This week, Ford opened its new EV production facility in Cologne. The move is part of the American automaker’s push to make its entire European passenger vehicle lineup all-electric by 2030.
Originally opened back in 1930, Ford has spent the past two years — and $2bn — redeveloping the facility into a solely EV manufacturing centre.
The Cologne Electric Vehicle Centre will produce Ford’s next-gen EVs, the first of which will be the electric Explorer, followed by a yet-to-be-named sports crossover.
The plant is expected to churn out over 250,000 vehicles per year, a big chunk of Ford’s target to build two million EVs globally each year by the end of 2026.
We’ve built nearly 18M vehicles at our assembly plant in Cologne since 1931. Today it officially re-opens as the Ford Cologne Electric Vehicle Center, our first carbon neutral assembly plant worldwide. The start of a new electric era for @Ford in Europe. #CologneEVCenter pic.twitter.com/6aUH3ic2Jq
— Jim Farley (@jimfarley98) June 12, 2023
It is billed as Ford’s first carbon-neutral assembly plant as the firm aims to achieve carbon neutrality across its European operations – including facilities, logistics and suppliers – by 2035.
“This facility will now be one of the most efficient and environmentally responsible plants in the entire industry,” said executive chair Bill Ford, the great-grandson of company founder Henry Ford who first inaugurated the plant over 90 years ago.
In addition to its sustainability credentials, the ‘state-of-the-art’ EV centre utilises machine learning, autonomous transport systems, robotics, and augmented reality to enhance production efficiency.
“We are implementing advanced technologies to build fully connected, software-defined vehicles that meet our customers’ demand for zero emission mobility,” said Martin Sander, general manager of Ford Model e Europe.

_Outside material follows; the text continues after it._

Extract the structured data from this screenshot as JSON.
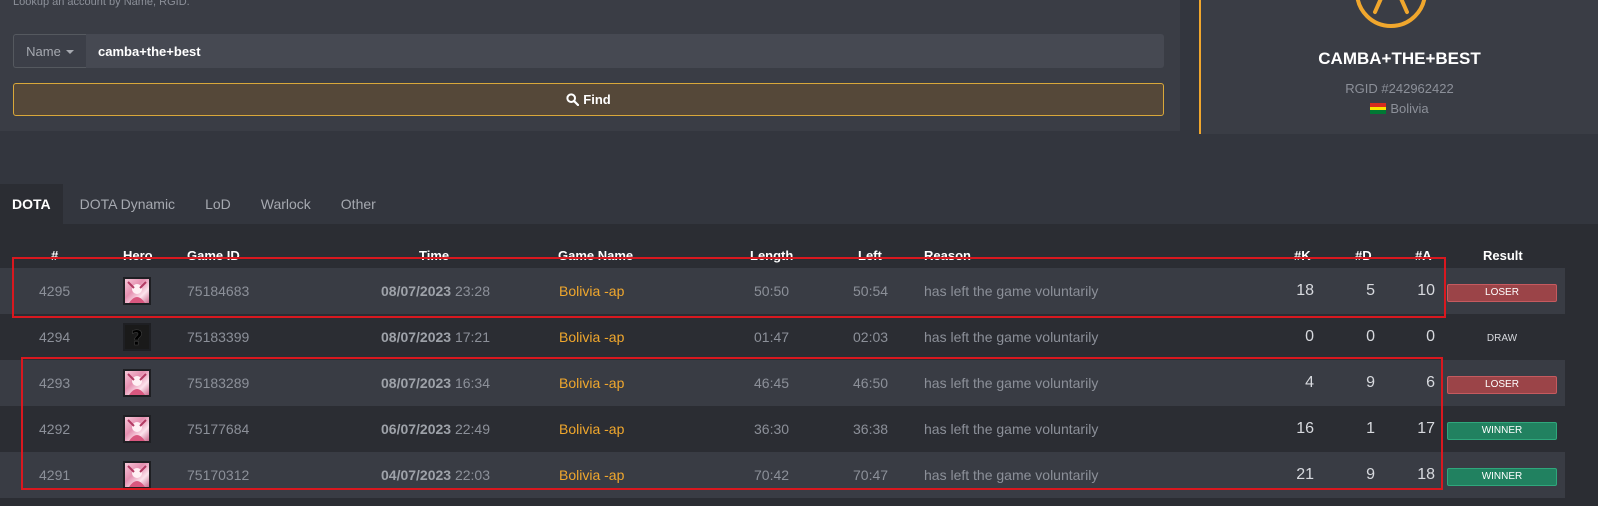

Last year, Ford said it plans to introduce three new electric passenger vehicles and four new electric commercial vehicles in Europe by 2024, and looks to sell more than 600,000 EVs in the region by 2026.
As EV sales in Europe reach record levels, Ford inevitably isn’t the only automaker opening EV megafactories on the continent. Last year, Tesla inaugurated its Berlin Gigafactory, capable of producing half a million EVs per year, while Volvo is building a new EV manufacturing plant in Slovakia, due to open in 2026.